Before delivering her second child, however, Virginia was ill and unable to take the ARVs. And because artificial milk was not then available at the hospital, Virginia opted for exclusive breastfeeding for the first four months of the baby’s life.

Replacement feeding is too expensive for the average family in Cameroon. A three-day supply of breastmilk substitutes (i.e., infant formula) costs $4, more than those earning minimum wage can afford. Furthermore, replacement feeding may be neither acceptable, feasible, sustainable nor safe for most Cameroonian mothers and families.
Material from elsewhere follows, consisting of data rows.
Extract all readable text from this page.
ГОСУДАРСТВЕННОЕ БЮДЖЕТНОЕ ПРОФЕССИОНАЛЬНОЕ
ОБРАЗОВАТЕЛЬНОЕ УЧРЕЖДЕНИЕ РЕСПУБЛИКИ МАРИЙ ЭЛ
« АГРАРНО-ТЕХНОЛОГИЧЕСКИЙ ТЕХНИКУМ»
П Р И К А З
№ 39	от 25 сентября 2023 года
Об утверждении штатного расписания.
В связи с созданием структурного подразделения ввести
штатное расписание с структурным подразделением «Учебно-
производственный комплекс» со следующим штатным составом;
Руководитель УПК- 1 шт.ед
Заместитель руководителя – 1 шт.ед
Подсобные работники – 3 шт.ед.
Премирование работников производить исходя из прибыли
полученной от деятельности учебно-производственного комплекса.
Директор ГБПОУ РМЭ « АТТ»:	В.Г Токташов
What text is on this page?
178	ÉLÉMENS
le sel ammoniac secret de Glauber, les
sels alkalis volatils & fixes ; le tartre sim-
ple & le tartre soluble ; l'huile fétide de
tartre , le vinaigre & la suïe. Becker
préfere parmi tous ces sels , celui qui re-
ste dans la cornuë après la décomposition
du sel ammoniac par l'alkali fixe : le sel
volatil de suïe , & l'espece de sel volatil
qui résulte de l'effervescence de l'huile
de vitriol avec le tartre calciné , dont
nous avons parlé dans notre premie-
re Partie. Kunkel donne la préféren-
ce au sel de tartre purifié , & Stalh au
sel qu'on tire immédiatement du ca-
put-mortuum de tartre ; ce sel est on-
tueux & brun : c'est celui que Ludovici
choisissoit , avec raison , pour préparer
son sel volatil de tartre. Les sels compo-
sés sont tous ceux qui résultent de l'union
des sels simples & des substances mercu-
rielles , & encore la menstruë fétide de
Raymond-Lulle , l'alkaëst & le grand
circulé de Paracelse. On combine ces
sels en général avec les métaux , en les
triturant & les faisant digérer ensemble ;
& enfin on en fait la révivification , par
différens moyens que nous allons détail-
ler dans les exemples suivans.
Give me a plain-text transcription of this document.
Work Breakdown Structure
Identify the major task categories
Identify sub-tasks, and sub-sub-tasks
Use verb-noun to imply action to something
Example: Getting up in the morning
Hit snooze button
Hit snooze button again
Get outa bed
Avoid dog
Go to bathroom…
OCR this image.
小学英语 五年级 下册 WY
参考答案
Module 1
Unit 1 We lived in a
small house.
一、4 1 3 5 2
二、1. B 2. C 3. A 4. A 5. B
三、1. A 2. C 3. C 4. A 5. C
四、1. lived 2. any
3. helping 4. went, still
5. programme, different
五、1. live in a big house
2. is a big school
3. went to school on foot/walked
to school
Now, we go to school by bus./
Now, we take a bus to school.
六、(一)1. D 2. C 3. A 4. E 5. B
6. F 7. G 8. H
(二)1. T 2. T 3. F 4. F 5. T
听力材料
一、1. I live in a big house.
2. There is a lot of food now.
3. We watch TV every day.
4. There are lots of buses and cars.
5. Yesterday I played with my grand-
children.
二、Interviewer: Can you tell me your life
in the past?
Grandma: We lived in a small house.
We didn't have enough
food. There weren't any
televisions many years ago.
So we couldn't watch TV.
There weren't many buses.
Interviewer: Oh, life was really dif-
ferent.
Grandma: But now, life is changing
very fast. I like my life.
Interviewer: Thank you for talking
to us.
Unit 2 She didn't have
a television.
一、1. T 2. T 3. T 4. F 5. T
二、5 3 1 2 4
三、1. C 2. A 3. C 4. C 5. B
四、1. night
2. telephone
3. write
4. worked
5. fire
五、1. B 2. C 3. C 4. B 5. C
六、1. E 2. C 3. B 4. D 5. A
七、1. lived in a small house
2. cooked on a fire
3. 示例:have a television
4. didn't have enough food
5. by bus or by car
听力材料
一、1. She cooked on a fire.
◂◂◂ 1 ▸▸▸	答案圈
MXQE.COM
Many parents like Virginia and John are therefore faced with a feeding dilemma. The policy adopted by the World Health Organization and UNICEF is to provide parents with appropriate infant feeding counseling and support – thereby helping them make an informed choice of options in each context.

Virginia explains that when her second baby, Francis, was tested, “he was HIV-positive. It was very difficult at the beginning, but we finally accepted it.

Early testing and treatment

Despite the challenges she has faced, Virginia never shared her HIV status with her relatives. She gave them no details about the sickness she suffered during her second pregnancy or why she didn’t breastfeed her first baby – all because she fears the stigma and the discrimination that would result.

“It will not be accepted even by my sisters,” she said.

John, on the other hand, feels more comfortable sharing his status with friends to sensitize them to HIV/AIDS and help them avoid infection.

“What is important is to know now how to handle ourselves,” he noted. “I’m taking the treatment and the drugs are already working well. I feel free. Two things are in need now. First is artificial milk to save babies and the second is early testing of babies to get them faster into the treatment.”

Currently, UNICEF Cameroon is supporting 10 health districts where adequate services are delivered to women attending antenatal clinics. Among the services offered are counseling and testing as well as the provision of ARVs and nutrition advice.